The disparity in empathy for the Ymir and the human cast is a testament to the care and attention to detail that Harryhausen took with his creations. Without him, the Ymir might have just been another monster that needed to be destroyed. By giving it a personality, Harryhausen shifts the movie's centre of gravity.

Harryhausen portrays the Ymir as a child, trying to figure out how the world works. It never attacks unprovoked, and when it is attacked (by a dog; a farmer; or an elephant) there is no sense of rage, just shock and fear. The sound design also plays a part in this: The Ymir's cries are those of a terrified child, not some malicious alien invader.

Cutting between the bewildered Ymir's plight and the non-nonsense military men tasked with taking it down, 20 Million Miles to Earth develops a strangely moral subtext that the filmmakers may not have intended. Once the military is running around Rome, blowing up landmarks it starts to feel like Team America: World Police.

At only 79 minutes, 20 Million Miles to Earth moves at a clip, and is never dull. The seams occasionally show, particularly toward the climax - some shoddy back projection; the Ymir changes size several times - but nothing that hurts the viewing experience.
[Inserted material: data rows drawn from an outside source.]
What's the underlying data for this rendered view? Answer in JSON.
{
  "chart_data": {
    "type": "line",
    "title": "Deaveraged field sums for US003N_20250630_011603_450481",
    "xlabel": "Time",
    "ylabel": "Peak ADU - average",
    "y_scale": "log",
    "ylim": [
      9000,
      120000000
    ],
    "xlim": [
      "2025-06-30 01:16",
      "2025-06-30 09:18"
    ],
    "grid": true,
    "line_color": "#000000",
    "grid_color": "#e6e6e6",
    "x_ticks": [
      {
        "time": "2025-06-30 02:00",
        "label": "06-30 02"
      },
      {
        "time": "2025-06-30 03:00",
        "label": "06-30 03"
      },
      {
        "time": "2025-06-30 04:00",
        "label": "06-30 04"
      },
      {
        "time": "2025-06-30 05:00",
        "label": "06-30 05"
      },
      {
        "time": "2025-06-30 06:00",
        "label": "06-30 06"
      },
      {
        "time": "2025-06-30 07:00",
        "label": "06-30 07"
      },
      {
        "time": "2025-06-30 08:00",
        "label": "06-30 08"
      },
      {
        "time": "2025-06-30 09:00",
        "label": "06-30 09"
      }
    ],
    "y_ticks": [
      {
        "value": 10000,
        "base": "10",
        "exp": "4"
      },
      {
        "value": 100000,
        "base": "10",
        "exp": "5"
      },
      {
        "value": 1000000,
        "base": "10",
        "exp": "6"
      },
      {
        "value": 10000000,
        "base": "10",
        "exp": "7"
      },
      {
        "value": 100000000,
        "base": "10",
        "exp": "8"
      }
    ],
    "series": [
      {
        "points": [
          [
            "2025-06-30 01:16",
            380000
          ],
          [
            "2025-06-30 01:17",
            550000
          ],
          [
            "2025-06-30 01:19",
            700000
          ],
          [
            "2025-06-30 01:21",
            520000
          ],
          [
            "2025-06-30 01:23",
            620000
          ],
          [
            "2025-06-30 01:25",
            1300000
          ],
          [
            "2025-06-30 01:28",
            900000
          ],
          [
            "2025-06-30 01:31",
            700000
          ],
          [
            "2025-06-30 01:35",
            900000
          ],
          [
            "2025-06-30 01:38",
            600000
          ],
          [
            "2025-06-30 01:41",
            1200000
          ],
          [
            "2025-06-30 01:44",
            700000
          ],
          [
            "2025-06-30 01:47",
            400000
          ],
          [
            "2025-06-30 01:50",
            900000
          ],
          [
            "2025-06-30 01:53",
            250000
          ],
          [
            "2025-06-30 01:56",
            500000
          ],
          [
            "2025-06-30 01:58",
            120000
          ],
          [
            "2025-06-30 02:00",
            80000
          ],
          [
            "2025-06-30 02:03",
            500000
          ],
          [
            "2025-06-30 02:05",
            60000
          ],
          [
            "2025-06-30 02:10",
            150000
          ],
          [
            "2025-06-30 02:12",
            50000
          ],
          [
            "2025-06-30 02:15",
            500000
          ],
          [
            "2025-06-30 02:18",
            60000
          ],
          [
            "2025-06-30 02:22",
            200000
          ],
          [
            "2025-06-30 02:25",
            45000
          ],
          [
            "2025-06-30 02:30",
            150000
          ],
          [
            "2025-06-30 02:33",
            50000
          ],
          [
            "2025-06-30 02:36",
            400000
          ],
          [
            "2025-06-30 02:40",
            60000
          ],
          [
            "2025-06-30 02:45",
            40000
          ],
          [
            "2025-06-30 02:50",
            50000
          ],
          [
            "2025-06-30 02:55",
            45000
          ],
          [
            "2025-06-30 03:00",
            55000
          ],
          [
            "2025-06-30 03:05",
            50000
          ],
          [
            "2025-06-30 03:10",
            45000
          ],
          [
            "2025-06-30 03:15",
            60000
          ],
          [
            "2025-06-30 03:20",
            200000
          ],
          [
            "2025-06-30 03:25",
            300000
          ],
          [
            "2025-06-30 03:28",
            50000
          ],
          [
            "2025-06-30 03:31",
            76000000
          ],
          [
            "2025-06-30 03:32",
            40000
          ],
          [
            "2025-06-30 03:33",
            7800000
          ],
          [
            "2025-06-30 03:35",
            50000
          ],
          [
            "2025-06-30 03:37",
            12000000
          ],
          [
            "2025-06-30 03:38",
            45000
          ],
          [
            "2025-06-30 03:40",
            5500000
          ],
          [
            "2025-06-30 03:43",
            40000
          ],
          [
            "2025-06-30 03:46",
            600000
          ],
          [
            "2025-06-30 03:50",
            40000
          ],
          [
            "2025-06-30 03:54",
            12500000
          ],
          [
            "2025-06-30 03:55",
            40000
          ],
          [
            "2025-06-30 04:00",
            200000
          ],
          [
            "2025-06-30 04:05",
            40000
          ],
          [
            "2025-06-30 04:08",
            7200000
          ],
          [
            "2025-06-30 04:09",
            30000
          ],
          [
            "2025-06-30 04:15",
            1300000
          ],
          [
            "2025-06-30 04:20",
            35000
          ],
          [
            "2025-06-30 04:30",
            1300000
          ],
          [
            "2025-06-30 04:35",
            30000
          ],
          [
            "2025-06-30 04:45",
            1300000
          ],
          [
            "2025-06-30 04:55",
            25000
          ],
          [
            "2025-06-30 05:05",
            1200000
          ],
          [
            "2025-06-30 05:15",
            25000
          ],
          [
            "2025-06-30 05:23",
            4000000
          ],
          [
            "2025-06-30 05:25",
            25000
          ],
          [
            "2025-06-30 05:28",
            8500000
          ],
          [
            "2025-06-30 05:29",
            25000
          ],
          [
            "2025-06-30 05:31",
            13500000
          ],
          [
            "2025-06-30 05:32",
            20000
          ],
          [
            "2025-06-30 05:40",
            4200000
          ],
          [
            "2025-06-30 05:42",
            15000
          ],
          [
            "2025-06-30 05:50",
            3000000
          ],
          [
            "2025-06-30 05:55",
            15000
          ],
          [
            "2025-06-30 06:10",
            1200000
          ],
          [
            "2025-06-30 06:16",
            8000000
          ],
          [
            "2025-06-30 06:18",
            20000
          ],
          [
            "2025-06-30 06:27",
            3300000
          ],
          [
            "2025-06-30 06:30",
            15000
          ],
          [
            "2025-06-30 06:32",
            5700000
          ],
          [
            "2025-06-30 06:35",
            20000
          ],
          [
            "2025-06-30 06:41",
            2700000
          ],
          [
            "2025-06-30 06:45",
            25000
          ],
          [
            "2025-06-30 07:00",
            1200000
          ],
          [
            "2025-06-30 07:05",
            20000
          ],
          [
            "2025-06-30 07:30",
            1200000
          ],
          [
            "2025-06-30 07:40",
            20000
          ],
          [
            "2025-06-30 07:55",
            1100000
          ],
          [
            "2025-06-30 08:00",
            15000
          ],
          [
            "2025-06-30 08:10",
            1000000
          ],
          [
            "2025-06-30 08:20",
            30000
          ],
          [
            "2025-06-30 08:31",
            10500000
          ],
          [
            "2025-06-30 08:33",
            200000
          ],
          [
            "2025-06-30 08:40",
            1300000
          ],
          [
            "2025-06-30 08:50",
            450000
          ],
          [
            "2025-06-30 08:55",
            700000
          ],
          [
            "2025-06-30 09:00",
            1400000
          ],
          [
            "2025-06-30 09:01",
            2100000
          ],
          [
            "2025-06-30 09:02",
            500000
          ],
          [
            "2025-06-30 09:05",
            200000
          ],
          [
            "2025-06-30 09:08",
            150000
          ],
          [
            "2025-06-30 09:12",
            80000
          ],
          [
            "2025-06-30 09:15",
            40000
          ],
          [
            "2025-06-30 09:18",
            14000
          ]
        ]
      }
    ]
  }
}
There's one unintentionally funny bit where the sound guy clearly gave up. Our hero tells an Italian officer to "deploy your men". He runs off and it sounds like ten men instead of one. The same folly is used a few seconds later when he does deploy said men.

Without Ray Harryhausen, 20 Million Miles to Earth would be an okay movie that you would probably never need to see. But thanks to Harryhausen's work on the Ymir, the film is far more impactful than it otherwise would be.